The efforts of Barroso’s “speed-up” team, as he liked to call it, paid off for Google and helped establish its reputation as not just a neat search engine but also a place that broke new ground in computing. By customizing nearly every inch of Google’s data centers and the hardware within them, including power supplies and cooling kits, the search giant could deliver results, emails, and other services faster—even as the “slow-down” teams integrated more algorithms and features.
“It’s easy to forget just how crazy the amount of computational data is required to be able to give you a new result every 20 milliseconds or something,” he told WIRED’s Steven Levy in 2012. “We’re essentially searching our web corpus, our images corpus, you name it, every time you do a keystroke.”
Barroso’s ideas spread quickly across Silicon Valley. Meta and other internet giants adopted an approach similar to Google’s for their data centers. The architecture Barroso devised became the basis for Google’s cloud computing unit, which now accounts for about 10 percent of the company’s overall revenue.

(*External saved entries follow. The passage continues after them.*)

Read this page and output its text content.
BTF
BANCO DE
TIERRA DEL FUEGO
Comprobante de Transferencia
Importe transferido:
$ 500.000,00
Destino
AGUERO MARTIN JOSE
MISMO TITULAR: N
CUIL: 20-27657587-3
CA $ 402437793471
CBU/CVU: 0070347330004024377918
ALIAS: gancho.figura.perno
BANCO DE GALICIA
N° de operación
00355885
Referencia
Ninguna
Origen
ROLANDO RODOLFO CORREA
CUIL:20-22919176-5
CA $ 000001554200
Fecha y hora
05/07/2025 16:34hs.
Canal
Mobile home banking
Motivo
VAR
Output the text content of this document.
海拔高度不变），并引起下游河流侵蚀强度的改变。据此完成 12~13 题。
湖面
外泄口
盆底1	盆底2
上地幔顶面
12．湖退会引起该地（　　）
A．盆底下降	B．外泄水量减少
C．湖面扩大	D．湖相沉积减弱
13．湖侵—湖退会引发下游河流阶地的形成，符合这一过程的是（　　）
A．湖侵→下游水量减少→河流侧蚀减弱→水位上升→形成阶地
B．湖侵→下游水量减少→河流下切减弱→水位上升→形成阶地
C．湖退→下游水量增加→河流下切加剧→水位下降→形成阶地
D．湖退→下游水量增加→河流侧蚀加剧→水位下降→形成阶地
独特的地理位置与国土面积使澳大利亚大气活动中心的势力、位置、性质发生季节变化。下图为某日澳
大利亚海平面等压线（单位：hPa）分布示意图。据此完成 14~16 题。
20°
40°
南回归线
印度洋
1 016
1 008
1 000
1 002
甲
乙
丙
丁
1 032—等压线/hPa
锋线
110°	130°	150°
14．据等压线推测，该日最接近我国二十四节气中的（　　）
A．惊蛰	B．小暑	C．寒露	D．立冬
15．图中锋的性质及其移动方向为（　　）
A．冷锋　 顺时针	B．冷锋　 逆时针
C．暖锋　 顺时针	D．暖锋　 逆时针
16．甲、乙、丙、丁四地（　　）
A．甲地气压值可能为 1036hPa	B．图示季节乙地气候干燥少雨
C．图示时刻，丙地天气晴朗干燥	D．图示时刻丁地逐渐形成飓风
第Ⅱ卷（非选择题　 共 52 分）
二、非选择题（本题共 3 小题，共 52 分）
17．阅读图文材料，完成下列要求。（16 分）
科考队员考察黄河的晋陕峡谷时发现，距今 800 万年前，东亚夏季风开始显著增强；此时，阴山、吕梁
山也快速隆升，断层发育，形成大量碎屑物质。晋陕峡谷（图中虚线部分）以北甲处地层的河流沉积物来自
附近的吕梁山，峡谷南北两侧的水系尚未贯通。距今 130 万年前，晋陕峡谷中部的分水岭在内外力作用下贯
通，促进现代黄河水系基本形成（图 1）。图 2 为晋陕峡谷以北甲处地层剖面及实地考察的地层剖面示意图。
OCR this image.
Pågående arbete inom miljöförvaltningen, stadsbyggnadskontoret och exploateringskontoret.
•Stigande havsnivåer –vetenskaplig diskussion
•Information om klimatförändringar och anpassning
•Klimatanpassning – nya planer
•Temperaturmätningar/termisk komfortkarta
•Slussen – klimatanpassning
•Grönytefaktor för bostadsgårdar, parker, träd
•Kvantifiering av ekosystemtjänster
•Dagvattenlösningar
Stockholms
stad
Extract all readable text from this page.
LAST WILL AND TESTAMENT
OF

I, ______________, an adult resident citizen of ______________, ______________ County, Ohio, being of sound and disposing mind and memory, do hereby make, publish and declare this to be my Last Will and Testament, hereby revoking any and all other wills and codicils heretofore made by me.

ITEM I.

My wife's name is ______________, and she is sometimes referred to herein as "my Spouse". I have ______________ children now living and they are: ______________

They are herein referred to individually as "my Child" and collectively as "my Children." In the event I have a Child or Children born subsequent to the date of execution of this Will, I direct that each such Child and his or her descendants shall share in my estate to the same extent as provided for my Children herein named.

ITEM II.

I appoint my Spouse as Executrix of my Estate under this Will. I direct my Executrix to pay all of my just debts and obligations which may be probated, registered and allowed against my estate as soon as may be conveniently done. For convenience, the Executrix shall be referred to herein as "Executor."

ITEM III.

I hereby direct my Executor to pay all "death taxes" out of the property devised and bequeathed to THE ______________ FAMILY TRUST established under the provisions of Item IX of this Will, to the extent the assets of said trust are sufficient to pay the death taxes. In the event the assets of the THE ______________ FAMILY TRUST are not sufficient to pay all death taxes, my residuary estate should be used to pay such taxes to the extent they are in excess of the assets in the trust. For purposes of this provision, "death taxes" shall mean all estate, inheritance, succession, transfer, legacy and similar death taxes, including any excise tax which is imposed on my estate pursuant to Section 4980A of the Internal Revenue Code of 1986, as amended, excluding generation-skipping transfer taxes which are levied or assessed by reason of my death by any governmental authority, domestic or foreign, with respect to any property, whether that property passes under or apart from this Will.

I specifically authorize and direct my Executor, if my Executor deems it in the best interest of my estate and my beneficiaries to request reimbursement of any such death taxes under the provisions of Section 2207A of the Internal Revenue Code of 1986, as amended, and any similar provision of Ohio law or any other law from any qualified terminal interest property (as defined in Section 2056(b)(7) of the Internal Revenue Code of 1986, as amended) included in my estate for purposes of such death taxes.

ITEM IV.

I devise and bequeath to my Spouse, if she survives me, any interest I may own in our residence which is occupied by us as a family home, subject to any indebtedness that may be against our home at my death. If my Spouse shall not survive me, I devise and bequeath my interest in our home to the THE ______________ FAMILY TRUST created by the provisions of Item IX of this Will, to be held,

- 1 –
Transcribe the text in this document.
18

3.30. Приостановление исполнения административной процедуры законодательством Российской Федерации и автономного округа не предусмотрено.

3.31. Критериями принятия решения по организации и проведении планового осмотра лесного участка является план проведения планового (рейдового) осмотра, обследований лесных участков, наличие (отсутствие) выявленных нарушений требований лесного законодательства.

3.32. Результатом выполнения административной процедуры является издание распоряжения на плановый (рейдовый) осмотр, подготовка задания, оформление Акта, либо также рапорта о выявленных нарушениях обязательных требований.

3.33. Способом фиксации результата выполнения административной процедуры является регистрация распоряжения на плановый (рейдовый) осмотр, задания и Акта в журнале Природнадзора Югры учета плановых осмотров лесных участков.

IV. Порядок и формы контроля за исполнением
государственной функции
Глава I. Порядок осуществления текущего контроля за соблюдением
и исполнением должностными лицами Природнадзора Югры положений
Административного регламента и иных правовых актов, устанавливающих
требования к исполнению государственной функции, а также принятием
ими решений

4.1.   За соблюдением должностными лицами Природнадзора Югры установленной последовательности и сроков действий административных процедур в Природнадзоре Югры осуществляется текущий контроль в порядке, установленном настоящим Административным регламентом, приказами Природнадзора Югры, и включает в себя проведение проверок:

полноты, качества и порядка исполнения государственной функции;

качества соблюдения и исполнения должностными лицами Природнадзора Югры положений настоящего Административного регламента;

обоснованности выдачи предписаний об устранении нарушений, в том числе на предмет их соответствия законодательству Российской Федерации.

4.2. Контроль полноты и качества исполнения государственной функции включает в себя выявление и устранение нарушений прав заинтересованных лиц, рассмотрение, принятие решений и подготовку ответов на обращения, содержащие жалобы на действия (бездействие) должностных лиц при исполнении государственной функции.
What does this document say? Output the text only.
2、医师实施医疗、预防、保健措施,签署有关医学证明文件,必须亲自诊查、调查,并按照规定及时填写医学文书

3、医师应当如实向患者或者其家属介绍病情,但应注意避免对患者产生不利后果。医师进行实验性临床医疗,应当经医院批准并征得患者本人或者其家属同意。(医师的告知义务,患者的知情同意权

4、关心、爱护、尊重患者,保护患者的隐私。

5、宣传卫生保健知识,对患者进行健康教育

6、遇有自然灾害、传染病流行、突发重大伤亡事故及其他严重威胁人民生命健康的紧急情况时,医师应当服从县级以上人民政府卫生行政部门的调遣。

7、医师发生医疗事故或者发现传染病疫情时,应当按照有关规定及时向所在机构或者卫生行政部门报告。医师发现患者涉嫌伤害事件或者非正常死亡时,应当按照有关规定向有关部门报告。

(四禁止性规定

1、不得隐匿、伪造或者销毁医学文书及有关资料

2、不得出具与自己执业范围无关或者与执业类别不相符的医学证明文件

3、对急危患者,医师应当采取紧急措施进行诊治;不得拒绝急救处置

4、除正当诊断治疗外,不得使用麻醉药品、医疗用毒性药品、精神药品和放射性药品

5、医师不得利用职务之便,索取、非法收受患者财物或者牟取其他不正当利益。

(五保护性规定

Over the past decade, Barroso helped start the team that designed Google’s AI chips known as TPUs; led engineering for Google’s “geo” services, including the infusion of augmented reality and machine learning into Maps; and founded Google’s core unit, which manages software and other tools used across the company. He held the title of Google fellow, the company’s highest rank for technical staff. In 2020, he received the Eckert Mauchly award from the Association for Computing Machinery and the Institute of Electrical and Electronics Engineers for his contributions to computer architecture.
Barroso recently joined the board of Stone, an ecommerce company in Brazil, where the engineer was born and where he successfully pushed Google to hire more. Stone wrote in a disclosure to investors this week that Barroso “made significant contributions to our technology team and overall strategy” and that “our hearts and thoughts are with [Barroso’s] family, friends, and colleagues.” A spokesperson for the company declined further comment.
Barroso was also active in environmental projects. He served on the board of Rainforest Trust, a nonprofit for whom he organized and led a weeklong trip to Brazil’s Pantanal wetlands last month. He also expressed concern about the cryptocurrency industry’s thirst for electricity. Barroso had been executive sponsor for Google’s Hispanic and Latinx employee group and a program awarding fellowships to doctoral students in Latin America.
Despite all his technical achievements, Barroso told WIRED in 2012 that mentoring interns was “probably the thing I’m best at.” Google chief scientist Jeff Dean, who brought Barroso to Google in 2001 with interviews over crème brûlée, tweeted on Monday without naming his onetime research partner, “Sometimes close friends and colleagues leave us altogether too soon.”